Getty Images Inc. (NYSE:GYI), the $2 billion image syndication machine has opened it’s wallet to buy-out Jupiterimages, one of their biggest competitors. Jupitermedia Corporation (NASDAQ:JUPM) is the parent company of Jupiterimages.
Getty Images has made a definitive agreement to buy-out Jupiterimages from Jupitermedia for $96 million in cash. The Jupiterimages brand and website will be integrated into Getty Images.
“The digital content market is expanding, and the customers of both Getty Images and Jupiterimages will benefit from the combination of these businesses,” stated Jonathan Klein, co-founder/CEO of Getty Images in a press release. “Jupiterimages’ customers already appreciate its value-based offerings, and through this acquisition we will be able to offer more content, better technology, more customer service and additional local content. Combining Jupiterimages’ product with Getty Images’ extensive media assets and global distribution will further enhance Getty Images’ offerings and provide more relevant content to both companies’ customers while extending the presence of the Jupiterimages brand to customers around the world.”

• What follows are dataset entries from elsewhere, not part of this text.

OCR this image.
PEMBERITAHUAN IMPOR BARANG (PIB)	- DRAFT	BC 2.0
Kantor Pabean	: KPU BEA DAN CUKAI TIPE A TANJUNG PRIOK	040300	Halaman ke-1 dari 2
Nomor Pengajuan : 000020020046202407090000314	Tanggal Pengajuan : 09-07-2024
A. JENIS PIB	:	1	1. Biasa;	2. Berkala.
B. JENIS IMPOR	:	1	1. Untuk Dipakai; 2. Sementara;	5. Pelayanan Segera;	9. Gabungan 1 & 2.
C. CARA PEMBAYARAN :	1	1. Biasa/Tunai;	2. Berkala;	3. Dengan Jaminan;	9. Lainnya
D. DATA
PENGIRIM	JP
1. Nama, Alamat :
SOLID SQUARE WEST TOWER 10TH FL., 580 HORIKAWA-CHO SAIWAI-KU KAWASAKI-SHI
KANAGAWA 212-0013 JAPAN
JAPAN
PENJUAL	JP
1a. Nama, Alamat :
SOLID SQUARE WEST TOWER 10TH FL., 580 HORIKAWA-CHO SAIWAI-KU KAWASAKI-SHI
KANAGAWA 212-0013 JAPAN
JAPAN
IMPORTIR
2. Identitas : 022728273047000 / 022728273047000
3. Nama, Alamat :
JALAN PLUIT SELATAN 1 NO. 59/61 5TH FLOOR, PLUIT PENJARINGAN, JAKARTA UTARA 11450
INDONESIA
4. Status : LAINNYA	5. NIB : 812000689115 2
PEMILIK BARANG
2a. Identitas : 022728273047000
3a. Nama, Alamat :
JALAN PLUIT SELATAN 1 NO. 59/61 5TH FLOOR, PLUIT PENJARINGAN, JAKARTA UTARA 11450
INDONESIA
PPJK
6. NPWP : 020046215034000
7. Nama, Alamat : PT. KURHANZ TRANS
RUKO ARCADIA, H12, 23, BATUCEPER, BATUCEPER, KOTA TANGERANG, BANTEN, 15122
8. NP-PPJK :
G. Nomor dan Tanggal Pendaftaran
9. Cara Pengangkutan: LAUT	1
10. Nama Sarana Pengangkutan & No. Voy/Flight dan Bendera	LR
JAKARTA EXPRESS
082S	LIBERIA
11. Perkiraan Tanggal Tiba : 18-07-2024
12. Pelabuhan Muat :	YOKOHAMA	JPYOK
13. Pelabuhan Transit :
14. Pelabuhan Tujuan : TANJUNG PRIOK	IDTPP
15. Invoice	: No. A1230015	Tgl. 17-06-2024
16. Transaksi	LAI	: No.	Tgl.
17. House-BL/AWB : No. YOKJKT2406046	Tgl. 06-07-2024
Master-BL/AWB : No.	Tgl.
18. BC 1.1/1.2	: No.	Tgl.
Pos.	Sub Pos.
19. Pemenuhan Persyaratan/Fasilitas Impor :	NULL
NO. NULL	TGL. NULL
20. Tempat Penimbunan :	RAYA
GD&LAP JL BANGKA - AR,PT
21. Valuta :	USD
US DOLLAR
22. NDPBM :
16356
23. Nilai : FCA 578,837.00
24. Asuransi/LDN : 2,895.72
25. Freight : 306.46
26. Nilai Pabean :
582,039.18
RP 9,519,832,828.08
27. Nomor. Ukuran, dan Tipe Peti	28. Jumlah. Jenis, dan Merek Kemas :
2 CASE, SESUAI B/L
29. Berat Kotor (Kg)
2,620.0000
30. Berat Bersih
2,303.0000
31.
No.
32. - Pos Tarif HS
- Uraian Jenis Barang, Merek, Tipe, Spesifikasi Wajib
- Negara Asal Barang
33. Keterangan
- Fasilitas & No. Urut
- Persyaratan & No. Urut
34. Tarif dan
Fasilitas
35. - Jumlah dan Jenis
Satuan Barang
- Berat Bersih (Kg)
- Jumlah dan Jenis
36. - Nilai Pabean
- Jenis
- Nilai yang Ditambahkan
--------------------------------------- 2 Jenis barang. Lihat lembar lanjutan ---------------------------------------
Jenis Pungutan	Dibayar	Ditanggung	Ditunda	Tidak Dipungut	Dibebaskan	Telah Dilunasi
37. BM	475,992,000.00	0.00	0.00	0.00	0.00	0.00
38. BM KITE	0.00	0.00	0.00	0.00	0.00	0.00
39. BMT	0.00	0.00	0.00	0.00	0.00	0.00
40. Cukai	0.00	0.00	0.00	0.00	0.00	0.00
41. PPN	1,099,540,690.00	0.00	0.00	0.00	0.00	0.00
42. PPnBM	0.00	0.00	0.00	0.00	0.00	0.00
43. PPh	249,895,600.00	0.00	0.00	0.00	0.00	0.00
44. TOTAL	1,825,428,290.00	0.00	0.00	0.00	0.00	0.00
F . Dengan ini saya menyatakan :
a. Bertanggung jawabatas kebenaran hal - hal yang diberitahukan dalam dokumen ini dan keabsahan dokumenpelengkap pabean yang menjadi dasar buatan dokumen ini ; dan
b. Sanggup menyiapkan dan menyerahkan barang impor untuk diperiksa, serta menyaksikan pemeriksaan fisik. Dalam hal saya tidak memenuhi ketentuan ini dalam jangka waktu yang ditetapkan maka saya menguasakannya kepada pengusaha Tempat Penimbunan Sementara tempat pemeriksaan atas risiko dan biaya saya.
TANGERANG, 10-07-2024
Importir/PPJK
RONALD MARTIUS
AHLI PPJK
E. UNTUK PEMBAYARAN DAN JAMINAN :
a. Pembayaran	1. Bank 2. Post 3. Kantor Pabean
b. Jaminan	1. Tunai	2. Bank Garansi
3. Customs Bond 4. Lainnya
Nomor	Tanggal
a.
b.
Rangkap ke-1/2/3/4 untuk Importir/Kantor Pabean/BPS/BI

This acquisition will give Jupitermedia a lot of cash to play around with as their stock price has been declining for the past year. Back in March 2000, Jupitermedia stock was trading at $56.00 per share. Now their stock is trading at between $0.70-$1.40 per share. This gives them a market cap of about $25 million. What will Jupitermedia do with this sudden infusion of cash? Pulse 2.0 will report it down the line.